New OASIS-C1 M0 items on wounds, vaccinations, and synopses are among those with much-anticipated revisions.
You won’t see revisions to the diagnosis coding items when the modified OASIS-C1 takes effect in the new year, but you will still see plenty of other welcome changes.
Wording changes in 44 OASIS items aim to make the language clearer. Expect more straightforward directions and response options and more specific data collection periods. You can also say goodbye to confusing abbreviations, as “for example” replaces “e.g.” and “specifically” takes the place of “i.e.” throughout the OASIS.
CMS also revised many response items to be consistent with information contained in the OASIS-C Guidance Manual.
Despite the hassle of changing OASIS tools, here are some item changes many home health agencies will welcome with open arms:
• Pressure ulcers. CMS has revamped the pressure ulcer item M1308 (see related story, p. 148). And CMS is eliminating M1310, M1312, and M1314 which report the length, width, and depth of the pressure ulcer with the largest surface dimension. The intent of these items was to show whether a pressure ulcer improved, but they didn’t always track the same ulcer from one OASIS to the next, so the items weren’t as useful as hoped, said OASIS expert Judy Adams with Adams Home Care Consulting in Asheville, N.C. in an Eli-sponsored audioconference on the changes.
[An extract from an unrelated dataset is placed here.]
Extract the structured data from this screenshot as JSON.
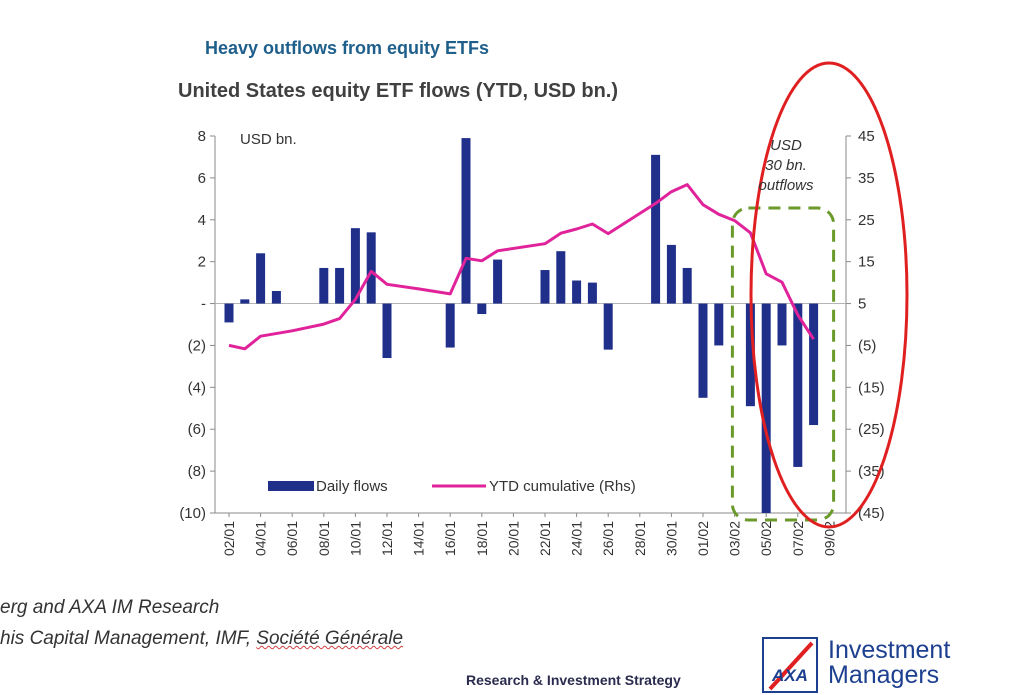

“I think they have finally found a way to make the integumentary status questions work,” praises Chicago-based regulatory consultant Rebecca Friedman Zuber. “It has been a long and confusing slog, but finally they have clarity and make intuitive sense.”
• Other wound items. Taking out the newly epithelialized option in M1334 is very helpful, Selman-Holman cheers (see related story, p. 149).
• Vaccination items. CMS also renumbers vaccine items M1040-M1055 as M1041-M1056. The agency reorganizes vaccination information to de-emphasize where the patient received the vaccine.
“The improved question M1041 replacing M1040 should really be helpful to HHAs since many people were confused about how to answer that question,” Adams says. The new wording, “Does this episode of care (SOC/ROC to Transfer/Discharge) include any dates on or between October 1 and March 31?” should “play a role in raising the rates” on the flu process item, Adams tells Eli. Changes to M1051, replacing M1050 will likely have a similar impact on the accuracy of the pneumonia vaccine data and process measure item as well.
“I like that they clarified the vaccination question to ask if we have determined if anyone gave them the vaccine, rather than if we gave it to them,” Craig Steffel with A Plus Home Health Care in Highland, Ind., said when the change was unveiled.
• Synopsis items. Better language under the “NA” columns in M2250 — Plan of care synopsis and M2400 — Intervention synopsis are good news, Selman-Holman says. OASIS guidance evolving over time helped with these items, she notes.
For example: M2500(a)’s “NA” option will say “Physician has chosen not to establish patient-specific parameters for this patient. Agency will use standardized clinical guidelines accessible for all care providers to reference.” Currently, you must review the parameters with the physician and the physician must agree to the parameters for you to be able to mark “NA.”
These ulcers are no longer reported once epithelialized, so the option ‘0’ for newly epithelialized did not make much sense, say OASIS experts.